LeasePlain.com

LeasePlain Methodology

How we evaluate lease clauses, assign risk scores, and structure our analysis — and where the limits of AI-powered review lie.

How the Analysis Works

When you upload a lease, LeasePlain processes it through several stages: OCR extraction (for scanned documents), clause identification, plain-English interpretation, risk assessment, and structured output generation.

The AI model powering this analysis is a large language model (LLM) trained on legal documents, tenancy legislation, and residential lease templates from Canadian provinces and US states. It identifies clause types, extracts key terms, interprets their meaning in context, and flags items that deviate from standard practice or that carry tenant risk.
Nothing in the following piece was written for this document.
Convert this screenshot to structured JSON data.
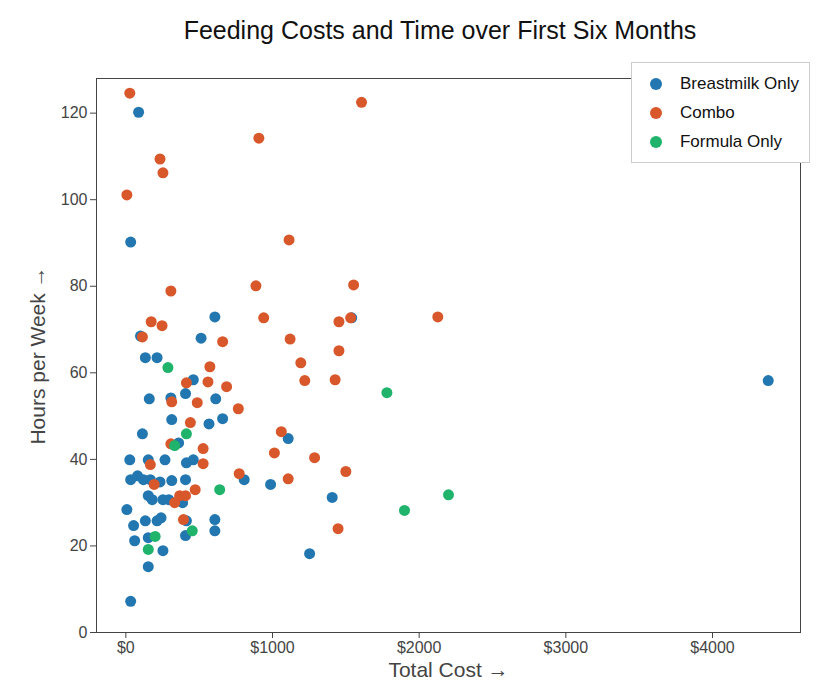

Our analysis is structured around six categories designed to give you a complete, actionable picture of your lease — from the basic terms to the negotiable details.

Risk Scoring Framework

Individual clauses are assigned one of three risk levels. Here is what each means:

High Risk

Clauses that could expose tenants to significant financial liability, restrict fundamental tenant rights, or that may violate applicable tenancy legislation.

Examples:

  • Clauses waiving the landlord's maintenance obligations
  • Automatic rent increases significantly above guideline amounts
  • Personal liability clauses that exceed what law allows
  • No-subletting clauses where subletting rights are legally protected
Medium Risk

Clauses that are legally permissible but require careful attention, impose meaningful obligations, or are commonly negotiated.

Examples:

  • Late fees that are significant but within legal limits
  • Strict notice requirements for repairs
  • Pet restrictions and associated fees
  • Limitations on guest stays
Low Risk

Standard, commonly used clauses that impose ordinary obligations and are unlikely to cause unexpected issues for tenants who understand them.

Examples:

  • Standard notice-to-vacate requirements
  • Routine maintenance responsibility assignments
  • Typical security deposit terms within legal limits
  • Standard quiet hours provisions

Six Analysis Categories

1. Lease Summary

Extraction and plain-English presentation of core lease terms: parties, property, term dates, rent amount, due dates, and renewal provisions.

2. Financial Terms

All monetary obligations: security deposit, last month's rent, rent increases, late fees, NSF charges, parking fees, utilities, and any other costs the tenant bears.

3. Red Flags

Clauses that are unusual, potentially unenforceable, significantly one-sided, or that deviate materially from standard residential lease terms in the relevant jurisdiction.

4. Unclear Clauses

Ambiguous, vague, or contradictory language that could be interpreted multiple ways — a common source of tenant-landlord disputes.

5. Questions to Ask

Specific, actionable questions the tenant should raise with the landlord before signing, derived from the actual content of the lease being analyzed.

6. Negotiation Points

Clauses commonly negotiated by tenants, with context on what changes are realistic to request and what concessions landlords typically offer.

Interpretation Framework

For each identified clause, the AI applies a consistent interpretation framework:

  1. 1

    Identify clause type

    What category of provision is this? (financial, maintenance, termination, occupancy, etc.)

  2. 2

    Extract key terms

    What specific obligations, amounts, dates, or conditions does the clause create?

  3. 3

    Translate to plain English

    What does this clause actually require of the tenant, in everyday language?

  4. 4

    Compare to standard practice

    Is this clause typical for the relevant jurisdiction, or does it deviate from standard lease terms?

  5. 5

    Assess tenant impact

    What is the potential financial, legal, or practical impact on the tenant if this clause is enforced?

  6. 6

    Assign risk level

    Based on the above, what risk level does this clause represent for the tenant?

Known Limitations

We are committed to being transparent about what our methodology cannot do:

The AI cannot account for recent legislative changes after its training cutoff date.
OCR errors in scanned documents can cause misreading of key terms.
The AI may miss context that spans multiple sections of a long lease.
Risk scoring reflects general patterns and cannot replace jurisdiction-specific legal advice.
The AI does not know your personal circumstances, rental history, or specific housing situation.
Analysis quality depends significantly on the readability and formatting of the uploaded document.
These limitations are why LeasePlain is a starting point, not an endpoint. Use our analysis to get oriented and identify what to investigate further — then verify important findings with a qualified professional.